Decoding the graphics
The first graphic in this article is called a histogram. The second, above, is a kernel density plot which you can think of as a normalized or smoothed histogram. Whereas histograms count the number of occurrences and plot them accordingly, a kernel density plot takes a histogram and normalizes the area underneath the curve to 1. This allows us to show the probability for each value as well as the range where, in this case, 80% of pageviews are most likely to fall.
What kinds of topics live longer than others?
Just as referral sources influence the lifespan of an article, the subject matter also plays a part. When we examine lifespan by topic, we’re not surprised to see that articles focused on breaking news and current events – weather, disaster, and sports, for example – have shorter lifespans than deeper reads in science, technology, lifestyle and leisure. Reports on weather and disaster, for example, receive 80% of their pageviews in less than a day while articles related to lifestyle and science have a median completion time of 34 and 36 hours.
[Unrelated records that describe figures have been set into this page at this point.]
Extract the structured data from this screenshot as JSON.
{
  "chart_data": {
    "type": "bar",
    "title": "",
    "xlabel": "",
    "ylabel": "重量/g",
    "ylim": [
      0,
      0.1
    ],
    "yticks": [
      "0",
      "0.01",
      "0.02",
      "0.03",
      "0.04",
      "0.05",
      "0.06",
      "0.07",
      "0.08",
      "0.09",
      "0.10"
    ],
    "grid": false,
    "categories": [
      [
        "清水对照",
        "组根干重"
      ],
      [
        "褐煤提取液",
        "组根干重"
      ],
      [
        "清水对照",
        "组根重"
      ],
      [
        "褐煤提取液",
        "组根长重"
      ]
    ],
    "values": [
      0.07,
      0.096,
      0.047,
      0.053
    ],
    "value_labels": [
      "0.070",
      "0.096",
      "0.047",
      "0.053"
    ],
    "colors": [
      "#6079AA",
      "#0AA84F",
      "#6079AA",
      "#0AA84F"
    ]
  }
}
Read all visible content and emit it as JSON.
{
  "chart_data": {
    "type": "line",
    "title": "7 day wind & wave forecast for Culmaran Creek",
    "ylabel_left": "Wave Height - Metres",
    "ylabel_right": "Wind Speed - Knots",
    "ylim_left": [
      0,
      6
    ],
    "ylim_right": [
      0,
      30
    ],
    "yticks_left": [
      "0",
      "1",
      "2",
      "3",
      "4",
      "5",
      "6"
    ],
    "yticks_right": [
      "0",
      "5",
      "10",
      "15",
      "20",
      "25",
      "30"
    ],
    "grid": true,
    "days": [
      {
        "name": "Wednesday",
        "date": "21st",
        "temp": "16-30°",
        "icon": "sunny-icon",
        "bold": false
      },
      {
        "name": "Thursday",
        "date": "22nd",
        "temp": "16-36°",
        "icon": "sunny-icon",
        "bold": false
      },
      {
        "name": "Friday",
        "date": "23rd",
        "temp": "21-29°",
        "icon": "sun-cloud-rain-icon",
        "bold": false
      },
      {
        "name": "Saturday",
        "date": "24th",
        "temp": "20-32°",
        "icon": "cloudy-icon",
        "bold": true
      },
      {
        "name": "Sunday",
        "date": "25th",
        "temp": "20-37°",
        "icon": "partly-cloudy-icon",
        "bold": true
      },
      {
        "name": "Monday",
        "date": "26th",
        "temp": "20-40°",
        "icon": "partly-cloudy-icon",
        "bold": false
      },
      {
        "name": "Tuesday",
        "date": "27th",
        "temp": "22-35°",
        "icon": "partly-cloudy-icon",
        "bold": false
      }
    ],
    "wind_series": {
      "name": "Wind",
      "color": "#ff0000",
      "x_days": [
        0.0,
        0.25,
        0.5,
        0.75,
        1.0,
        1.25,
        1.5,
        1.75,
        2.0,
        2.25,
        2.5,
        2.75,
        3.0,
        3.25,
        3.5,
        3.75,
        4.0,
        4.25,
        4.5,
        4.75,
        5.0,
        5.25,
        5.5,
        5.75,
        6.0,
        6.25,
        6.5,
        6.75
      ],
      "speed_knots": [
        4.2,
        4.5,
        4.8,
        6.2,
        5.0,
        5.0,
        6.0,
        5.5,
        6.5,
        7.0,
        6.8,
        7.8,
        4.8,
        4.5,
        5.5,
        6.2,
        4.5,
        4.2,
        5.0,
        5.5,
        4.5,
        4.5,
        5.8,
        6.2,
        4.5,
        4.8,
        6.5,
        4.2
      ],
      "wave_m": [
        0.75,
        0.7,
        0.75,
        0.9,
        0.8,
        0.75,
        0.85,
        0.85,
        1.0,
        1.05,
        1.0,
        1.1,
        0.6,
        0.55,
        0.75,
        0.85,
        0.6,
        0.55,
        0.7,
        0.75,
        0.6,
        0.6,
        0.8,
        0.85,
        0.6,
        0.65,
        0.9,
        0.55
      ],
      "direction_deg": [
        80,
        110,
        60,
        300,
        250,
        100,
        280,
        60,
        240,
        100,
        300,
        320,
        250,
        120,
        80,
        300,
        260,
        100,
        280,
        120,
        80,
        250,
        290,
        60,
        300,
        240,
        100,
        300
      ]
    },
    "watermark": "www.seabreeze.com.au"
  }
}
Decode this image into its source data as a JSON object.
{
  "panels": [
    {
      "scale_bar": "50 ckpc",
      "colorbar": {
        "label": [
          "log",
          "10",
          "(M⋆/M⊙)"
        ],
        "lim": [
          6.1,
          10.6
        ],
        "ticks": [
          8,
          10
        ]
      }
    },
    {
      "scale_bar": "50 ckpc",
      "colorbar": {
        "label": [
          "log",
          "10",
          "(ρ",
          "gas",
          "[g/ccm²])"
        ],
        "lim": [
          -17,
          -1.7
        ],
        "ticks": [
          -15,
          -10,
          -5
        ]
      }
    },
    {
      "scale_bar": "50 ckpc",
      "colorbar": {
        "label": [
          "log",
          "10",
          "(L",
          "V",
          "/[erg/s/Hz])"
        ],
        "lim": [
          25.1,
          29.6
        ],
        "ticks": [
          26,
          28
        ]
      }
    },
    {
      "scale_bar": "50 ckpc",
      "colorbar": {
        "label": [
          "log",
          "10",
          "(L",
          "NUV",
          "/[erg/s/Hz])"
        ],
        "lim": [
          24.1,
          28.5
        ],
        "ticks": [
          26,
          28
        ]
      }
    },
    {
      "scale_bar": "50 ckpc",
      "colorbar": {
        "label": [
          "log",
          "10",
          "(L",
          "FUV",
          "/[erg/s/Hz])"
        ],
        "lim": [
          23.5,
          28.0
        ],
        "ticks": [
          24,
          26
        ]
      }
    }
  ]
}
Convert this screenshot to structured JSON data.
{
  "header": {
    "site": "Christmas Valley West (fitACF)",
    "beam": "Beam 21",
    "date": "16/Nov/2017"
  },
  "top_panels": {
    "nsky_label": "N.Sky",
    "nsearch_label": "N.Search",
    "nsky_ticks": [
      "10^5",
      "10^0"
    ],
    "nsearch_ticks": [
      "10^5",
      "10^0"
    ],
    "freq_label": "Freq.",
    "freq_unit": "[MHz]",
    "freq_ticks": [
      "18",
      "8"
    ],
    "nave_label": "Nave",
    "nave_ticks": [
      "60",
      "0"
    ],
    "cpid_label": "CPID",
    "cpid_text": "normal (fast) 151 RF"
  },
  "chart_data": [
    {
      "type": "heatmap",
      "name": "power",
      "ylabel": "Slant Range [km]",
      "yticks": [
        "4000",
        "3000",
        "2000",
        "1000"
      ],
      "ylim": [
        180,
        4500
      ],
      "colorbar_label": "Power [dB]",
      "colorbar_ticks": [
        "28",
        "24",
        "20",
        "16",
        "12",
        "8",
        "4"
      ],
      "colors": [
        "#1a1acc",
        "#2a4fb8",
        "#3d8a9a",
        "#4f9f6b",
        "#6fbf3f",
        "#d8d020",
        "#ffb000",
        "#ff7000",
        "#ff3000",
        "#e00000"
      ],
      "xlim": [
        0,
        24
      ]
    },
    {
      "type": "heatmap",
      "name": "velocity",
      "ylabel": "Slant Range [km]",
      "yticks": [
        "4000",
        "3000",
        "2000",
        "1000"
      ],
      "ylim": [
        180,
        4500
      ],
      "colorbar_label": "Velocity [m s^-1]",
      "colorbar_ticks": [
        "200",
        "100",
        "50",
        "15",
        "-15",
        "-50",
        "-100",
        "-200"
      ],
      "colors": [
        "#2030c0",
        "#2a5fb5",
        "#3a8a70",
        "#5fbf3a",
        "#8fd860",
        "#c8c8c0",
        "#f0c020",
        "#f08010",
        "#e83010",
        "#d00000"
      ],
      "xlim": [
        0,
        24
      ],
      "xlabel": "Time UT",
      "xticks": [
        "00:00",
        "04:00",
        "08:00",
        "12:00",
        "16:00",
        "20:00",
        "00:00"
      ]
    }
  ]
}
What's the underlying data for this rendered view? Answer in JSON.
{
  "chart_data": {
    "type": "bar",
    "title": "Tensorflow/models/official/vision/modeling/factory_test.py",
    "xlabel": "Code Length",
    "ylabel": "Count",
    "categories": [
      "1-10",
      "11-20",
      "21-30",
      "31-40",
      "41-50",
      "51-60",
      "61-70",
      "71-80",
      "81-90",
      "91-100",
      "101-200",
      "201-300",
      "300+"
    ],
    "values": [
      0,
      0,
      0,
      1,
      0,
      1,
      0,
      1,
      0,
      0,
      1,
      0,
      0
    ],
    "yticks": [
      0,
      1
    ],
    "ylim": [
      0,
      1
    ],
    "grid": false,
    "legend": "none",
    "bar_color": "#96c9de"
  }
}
How does publication time affect lifespan?
Our research shows that lifespan doesn’t vary much with time of publication. With one exception, articles reached 80% of their pageviews between 21-24 hours later. Articles published at 4 A.M., however, had a median lifespan of just 17 hours.
When we look at days of the week, articles published on Sunday require the least time to reach 80% of their pageviews at 22 hours and articles published on Friday take the most amount of time to reach their lifespan at 29 hours.
What about device and loyalty?
Lifespan is minimally affected by the device a reader uses to access an article. Articles read on Desktop and Mobile both reach 80% of pageviews at 24 hours, and Tablet is nearly the same at 23 hours, reconfirming our overall findings that the first day is the most consequential for analyzing the behavior of an article’s audience.
When we look at lifespan by reader loyalty, loyal readers have a median time of completion of 17 hours, while returning readers clock in at 26 hours and new readers at 30 hours. As we saw earlier with Internal traffic, loyal readers are on site more frequently and thus more likely to read an article soon after it is published.
The essential lifespan takeaway
While some factors like topic and referral source noticeably impact the lifespan of an article, others, such as device type, have less influence. No matter where an article gets it traffic or what device it’s read on, our most important finding from this research is that if the average article gets 80% of its pageviews in the first 24 hours, publishers can’t afford to wait until tomorrow to measure and optimize their content. Waiting until the next day to look at real-time metrics and make adjustments means their efforts will impact 20% of readers at best, and that’s a stat we don’t need Data Science’s help understanding.
A few other takeaways from the research:
- Articles driven by Search have the longest lifespan while articles driven by Internal traffic have the shortest.
- Breaking news runs its course before lifestyle and science. While there may be some advantages to incorporating more articles on longer-lasting topics, it’s important to maintain the right editorial mix and not go all in on one strategy to chase readers.
- Articles have an offsite lifespan as well. With events like elections, we’ve found that pageviews from Search climb and peak on election night and then fall swiftly while Social traffic remains high in the days following the event. Tubular Labs has also seen a similar long tail in their social video research, reminding us that there are opportunities to engage readers even after they leave your site.